The Business Journal's list of 30 "Up and Comers" is a smorgasbord of talent, educational background and motivation. Most are in their 30s (though there are no age restrictions here), many have graduate degrees (though a few didn't even attend college), and almost all seem to enjoy what they're doing.
Dan McDermott, 33, co-head of DreamWorks SKG's television department, offers the ultimate testimonial: "I still can't believe that I get paid to do this."
Captivated as a boy by the intrigue and adventure of James Bond films, McDermott was determined to work in the industry. "I love the entertainment business," McDermott says.
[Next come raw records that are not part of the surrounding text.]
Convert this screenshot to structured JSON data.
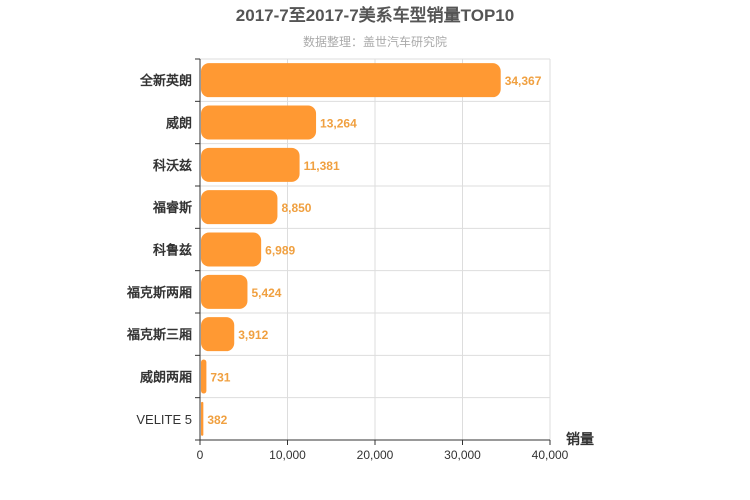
{
  "chart_data": {
    "type": "bar",
    "orientation": "horizontal",
    "title": "2017-7至2017-7美系车型销量TOP10",
    "subtitle": "数据整理：盖世汽车研究院",
    "xlabel": "销量",
    "ylabel": "",
    "categories": [
      "全新英朗",
      "威朗",
      "科沃兹",
      "福睿斯",
      "科鲁兹",
      "福克斯两厢",
      "福克斯三厢",
      "威朗两厢",
      "VELITE 5"
    ],
    "values": [
      34367,
      13264,
      11381,
      8850,
      6989,
      5424,
      3912,
      731,
      382
    ],
    "value_labels": [
      "34,367",
      "13,264",
      "11,381",
      "8,850",
      "6,989",
      "5,424",
      "3,912",
      "731",
      "382"
    ],
    "xlim": [
      0,
      40000
    ],
    "x_ticks": [
      0,
      10000,
      20000,
      30000,
      40000
    ],
    "x_tick_labels": [
      "0",
      "10,000",
      "20,000",
      "30,000",
      "40,000"
    ],
    "grid": true,
    "bar_color": "#ff9933",
    "label_color": "#f0a040"
  }
}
From his first job as director of development at tiny Wilshire Corp. Production to a ground-floor vice president post with Fox Broadcasting, McDermott cut his teeth in television production during Fox's early network days.
That experience led to his involvement in developing "Beverly Hills 90210," "Melrose Place" and "The X-Files" for Fox.
Rick Wartzman, the 31-year-old editor of the Wall Street Journal's weekly California section, also knew early on what he wanted to do.
When his high school friends were sleeping in on Saturday mornings, Wartzman was answering phones and running copy at the Baltimore Evening Sun. His summers during his college years involved reporting internships around the country. Dogged work on both coasts for the Wall Street Journal earned Wartzman a bureau chief spot in Houston at age 30, from which his latest position emerged.
"Things have fallen into the right place," says Wartzman, now 31.
But success is not always so immediate. Barbara Lesser, 45, went through several career incarnations before her current success.
After working as a designer and shop owner in the apparel industry, Lesser and her husband took a year off, replacing their stressful pursuits with a trip to Africa, two months driving around the United States, and a search for "something interesting to do."
Lesser found that "something interesting" in producing organic clothing under the Wearable Integrity label but to poor results. Undaunted, she and her husband took a stab at producing up-scale women's fashion under the label "Barbara Lesser." That worked: The clothing line racked up $20 million in sales in 1996.